Dangale Robinson, Ph.D. (2009) 


Dissertation Topic: 
Optimization of Sonication Parameters, Manufacturing Processes and Characterization of Nanophased Low Density Polyurethane Foam Sandwich Composites

Major Professor: Dr. Mahesh Hosur, Research Professor of Materials Science & Engineering

B.S.:  Materials Science Engineering, University of Alabama-Birmingham

Employment:  Faculty, Xavier University, New Orleans, LA



Dissertation Abstract:

In the present investigation, an innovative process to develop optimum manufacturing parameters using the sonication route and characterization of thermal, microstructural, and quasi-static mechanical properties of liquid polyurethane foams are established.  Low density liquid polyurethane foam composed of Dimethyl Diisocyanate (Part A) and Polyol (Part B) is processed using various sonication amplitudes at 40%, 50%, and 60% and various sonication times of 15, 30, 45, and 60 minutes.  Subsequently, the foams were evaluated for thermal, microstructural, compressive, and flexural behavior.  The diverse sample groups were extensively compared with respect to the specified sonication amplitude and/or time. The as-prepared foams were characterized by scanning electron microscopy (SEM), thermogravimetric analysis (TGA), dynamic mechanical analysis (DMA), density calculations, static compression, and flexural analysis.  Fabrication processes for the liquid polyurethane foam were optimized using sonic irradiation.  Results of the study have shown that foam cells are well structured and uniform in size and shape. The thermal, morphological, and mechanical analyses have been used to corroborate material properties and performance of the as-cast polyurethane foams. 

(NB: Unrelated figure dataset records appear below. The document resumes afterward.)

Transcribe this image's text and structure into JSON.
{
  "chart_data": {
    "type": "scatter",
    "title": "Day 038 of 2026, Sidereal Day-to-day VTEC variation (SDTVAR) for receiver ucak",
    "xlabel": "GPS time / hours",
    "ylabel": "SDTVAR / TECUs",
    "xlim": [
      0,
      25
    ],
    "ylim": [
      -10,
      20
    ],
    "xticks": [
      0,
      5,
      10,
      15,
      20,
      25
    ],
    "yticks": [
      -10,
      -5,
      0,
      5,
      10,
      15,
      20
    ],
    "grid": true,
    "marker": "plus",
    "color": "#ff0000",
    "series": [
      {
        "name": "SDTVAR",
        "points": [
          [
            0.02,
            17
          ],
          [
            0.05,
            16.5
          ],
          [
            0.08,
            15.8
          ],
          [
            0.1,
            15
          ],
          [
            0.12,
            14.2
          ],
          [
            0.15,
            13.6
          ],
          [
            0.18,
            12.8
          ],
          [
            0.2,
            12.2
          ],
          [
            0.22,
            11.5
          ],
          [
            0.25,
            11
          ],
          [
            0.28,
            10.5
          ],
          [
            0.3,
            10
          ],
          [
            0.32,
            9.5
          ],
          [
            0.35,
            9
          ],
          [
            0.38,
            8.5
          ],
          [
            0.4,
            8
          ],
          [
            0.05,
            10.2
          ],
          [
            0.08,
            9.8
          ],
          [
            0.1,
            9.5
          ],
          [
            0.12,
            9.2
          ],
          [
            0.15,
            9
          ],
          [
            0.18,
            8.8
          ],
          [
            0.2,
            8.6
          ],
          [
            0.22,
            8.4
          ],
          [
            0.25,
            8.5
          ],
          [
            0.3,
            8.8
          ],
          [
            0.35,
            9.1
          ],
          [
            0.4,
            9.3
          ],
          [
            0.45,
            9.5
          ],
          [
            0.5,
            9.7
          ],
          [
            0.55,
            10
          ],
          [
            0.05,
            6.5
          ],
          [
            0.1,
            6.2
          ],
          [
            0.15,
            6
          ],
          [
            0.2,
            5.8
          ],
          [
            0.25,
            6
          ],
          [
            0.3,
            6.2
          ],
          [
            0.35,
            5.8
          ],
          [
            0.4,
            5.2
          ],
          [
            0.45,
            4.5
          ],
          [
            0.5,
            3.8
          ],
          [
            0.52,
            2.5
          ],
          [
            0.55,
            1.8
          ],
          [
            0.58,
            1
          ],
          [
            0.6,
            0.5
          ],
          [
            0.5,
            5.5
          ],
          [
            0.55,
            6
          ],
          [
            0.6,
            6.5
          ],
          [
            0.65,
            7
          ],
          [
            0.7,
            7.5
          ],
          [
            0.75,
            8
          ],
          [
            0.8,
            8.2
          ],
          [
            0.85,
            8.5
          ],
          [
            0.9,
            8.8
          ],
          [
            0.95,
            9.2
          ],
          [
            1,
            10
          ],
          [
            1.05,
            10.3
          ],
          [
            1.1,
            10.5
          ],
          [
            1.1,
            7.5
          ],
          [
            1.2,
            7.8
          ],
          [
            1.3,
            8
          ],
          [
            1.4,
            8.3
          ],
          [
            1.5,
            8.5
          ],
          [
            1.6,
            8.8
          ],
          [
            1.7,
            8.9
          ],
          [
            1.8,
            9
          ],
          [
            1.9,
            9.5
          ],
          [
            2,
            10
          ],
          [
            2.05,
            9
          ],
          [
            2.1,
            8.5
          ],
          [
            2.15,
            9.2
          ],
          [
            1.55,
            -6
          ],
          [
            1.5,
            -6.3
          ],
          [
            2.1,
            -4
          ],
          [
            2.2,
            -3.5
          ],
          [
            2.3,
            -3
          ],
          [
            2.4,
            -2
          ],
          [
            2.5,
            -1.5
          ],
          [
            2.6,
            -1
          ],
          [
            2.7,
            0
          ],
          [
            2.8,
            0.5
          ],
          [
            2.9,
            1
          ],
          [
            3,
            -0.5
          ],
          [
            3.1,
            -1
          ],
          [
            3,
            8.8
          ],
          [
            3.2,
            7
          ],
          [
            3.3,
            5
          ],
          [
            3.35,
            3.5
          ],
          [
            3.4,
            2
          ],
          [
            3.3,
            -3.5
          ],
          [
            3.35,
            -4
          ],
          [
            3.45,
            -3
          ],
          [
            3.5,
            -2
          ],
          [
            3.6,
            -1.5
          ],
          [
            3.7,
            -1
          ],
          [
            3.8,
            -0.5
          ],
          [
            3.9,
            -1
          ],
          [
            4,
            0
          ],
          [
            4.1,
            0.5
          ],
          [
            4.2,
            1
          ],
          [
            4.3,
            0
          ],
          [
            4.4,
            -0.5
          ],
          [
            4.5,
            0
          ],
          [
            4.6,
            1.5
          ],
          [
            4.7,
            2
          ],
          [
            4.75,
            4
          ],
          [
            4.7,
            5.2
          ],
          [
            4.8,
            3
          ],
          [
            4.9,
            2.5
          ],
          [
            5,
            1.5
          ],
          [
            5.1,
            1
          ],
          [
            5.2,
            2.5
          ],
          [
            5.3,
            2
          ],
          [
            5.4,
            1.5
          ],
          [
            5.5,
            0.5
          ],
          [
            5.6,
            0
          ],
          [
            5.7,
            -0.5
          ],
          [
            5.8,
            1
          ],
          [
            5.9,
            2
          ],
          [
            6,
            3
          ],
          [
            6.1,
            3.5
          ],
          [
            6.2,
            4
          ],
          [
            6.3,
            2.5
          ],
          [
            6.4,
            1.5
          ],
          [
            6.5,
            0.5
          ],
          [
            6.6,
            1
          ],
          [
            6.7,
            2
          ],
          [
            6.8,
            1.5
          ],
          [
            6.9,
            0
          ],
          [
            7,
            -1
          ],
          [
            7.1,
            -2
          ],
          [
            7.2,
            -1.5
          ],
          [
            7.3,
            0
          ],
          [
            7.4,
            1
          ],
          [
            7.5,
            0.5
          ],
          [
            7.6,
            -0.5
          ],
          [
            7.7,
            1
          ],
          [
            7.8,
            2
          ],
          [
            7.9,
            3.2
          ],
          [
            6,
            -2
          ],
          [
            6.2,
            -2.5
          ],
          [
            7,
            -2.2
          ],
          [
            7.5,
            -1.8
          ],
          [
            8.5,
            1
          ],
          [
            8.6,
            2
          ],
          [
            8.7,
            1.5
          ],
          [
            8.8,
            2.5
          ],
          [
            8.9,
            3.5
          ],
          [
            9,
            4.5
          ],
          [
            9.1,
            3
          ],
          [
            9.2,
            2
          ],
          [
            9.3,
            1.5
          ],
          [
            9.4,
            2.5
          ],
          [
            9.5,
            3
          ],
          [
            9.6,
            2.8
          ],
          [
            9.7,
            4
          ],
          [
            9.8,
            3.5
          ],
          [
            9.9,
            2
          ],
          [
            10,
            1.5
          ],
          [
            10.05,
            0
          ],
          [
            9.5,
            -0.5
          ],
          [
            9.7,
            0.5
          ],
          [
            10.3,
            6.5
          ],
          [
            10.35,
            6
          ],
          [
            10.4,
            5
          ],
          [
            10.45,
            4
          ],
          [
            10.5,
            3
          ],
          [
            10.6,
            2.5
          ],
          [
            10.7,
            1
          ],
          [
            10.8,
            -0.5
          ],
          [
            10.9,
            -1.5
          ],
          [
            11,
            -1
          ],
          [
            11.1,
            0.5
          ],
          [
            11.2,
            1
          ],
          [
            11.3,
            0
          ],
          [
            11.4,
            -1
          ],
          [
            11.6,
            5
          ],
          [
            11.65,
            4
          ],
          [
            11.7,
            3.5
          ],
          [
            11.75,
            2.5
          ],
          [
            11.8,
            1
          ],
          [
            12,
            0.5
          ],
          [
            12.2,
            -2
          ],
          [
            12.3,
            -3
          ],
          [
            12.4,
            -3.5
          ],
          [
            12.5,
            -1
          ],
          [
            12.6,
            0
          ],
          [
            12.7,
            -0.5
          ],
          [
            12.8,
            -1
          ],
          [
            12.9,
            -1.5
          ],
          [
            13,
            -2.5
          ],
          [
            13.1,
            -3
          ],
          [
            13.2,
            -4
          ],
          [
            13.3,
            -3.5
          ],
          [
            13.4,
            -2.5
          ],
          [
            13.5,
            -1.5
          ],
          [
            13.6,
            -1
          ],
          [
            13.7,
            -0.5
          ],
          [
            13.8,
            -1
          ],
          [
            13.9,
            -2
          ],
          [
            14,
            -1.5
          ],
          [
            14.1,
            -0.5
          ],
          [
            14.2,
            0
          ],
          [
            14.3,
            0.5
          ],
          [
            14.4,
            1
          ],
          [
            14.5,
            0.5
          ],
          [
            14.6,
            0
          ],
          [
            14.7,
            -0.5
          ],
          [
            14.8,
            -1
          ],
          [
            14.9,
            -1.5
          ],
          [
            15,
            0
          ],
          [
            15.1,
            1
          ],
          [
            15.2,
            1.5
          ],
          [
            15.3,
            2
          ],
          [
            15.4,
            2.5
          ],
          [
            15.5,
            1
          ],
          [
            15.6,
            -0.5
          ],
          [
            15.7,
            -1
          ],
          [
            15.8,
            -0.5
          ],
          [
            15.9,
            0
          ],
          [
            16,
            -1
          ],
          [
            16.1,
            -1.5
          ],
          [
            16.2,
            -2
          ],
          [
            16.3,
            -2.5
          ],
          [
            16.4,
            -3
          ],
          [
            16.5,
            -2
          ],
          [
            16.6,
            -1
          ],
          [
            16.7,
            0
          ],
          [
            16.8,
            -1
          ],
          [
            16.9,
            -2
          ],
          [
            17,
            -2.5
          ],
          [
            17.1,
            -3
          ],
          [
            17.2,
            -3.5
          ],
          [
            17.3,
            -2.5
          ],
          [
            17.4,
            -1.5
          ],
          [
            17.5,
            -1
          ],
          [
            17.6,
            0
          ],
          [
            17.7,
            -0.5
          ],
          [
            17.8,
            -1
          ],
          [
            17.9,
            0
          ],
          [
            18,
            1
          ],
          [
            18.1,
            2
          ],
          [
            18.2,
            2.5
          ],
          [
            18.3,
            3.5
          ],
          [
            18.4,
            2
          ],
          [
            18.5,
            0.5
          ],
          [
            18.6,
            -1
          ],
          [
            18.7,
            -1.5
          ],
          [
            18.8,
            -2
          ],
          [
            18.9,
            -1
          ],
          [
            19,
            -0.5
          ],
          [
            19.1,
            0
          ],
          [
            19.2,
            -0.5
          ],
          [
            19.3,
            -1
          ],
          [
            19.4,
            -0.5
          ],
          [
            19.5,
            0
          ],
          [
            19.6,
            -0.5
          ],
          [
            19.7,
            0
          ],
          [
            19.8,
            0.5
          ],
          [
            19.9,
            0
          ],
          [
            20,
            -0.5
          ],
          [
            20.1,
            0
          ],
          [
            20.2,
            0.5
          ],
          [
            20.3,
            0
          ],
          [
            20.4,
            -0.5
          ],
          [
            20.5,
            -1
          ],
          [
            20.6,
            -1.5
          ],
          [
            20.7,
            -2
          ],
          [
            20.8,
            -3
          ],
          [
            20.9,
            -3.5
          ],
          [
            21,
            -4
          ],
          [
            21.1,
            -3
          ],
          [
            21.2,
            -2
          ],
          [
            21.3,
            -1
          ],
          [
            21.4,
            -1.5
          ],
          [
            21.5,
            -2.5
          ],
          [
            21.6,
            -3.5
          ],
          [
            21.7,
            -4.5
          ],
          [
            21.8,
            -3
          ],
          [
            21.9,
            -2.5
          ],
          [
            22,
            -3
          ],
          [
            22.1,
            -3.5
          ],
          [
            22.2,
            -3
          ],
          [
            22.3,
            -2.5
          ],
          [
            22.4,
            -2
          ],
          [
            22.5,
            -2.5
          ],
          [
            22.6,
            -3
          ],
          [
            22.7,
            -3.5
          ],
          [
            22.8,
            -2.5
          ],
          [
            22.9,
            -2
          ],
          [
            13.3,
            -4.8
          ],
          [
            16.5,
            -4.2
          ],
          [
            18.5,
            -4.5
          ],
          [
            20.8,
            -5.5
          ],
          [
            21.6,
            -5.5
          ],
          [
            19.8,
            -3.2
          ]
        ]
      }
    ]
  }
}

The continued research effort established the as prepared foam and sandwich structures via testing to identify the effect of adding the nanoclay on the thermal and mechanical properties. Microstructural analysis and morphology of the samples were studied also. The increase or decrease in thermal and mechanical properties was examined by comparing the neat and nanophased systems. Generally, the highest improvement on thermal and mechanical properties was obtained with 0.5 wt% loading of nanoclay.  In rare occasions, there was no improvement with the addition of the nanoparticle; however, in such cases, the lower wt% of nanoclay usually preformed better among the addition amounts.  It can be concluded that adding nanoparticles such as nanoclay dispersion and interfacial interactions with the base polymer matrix, which in turn enhances the overall morphological, thermal, and mechanical properties of nanocomposites.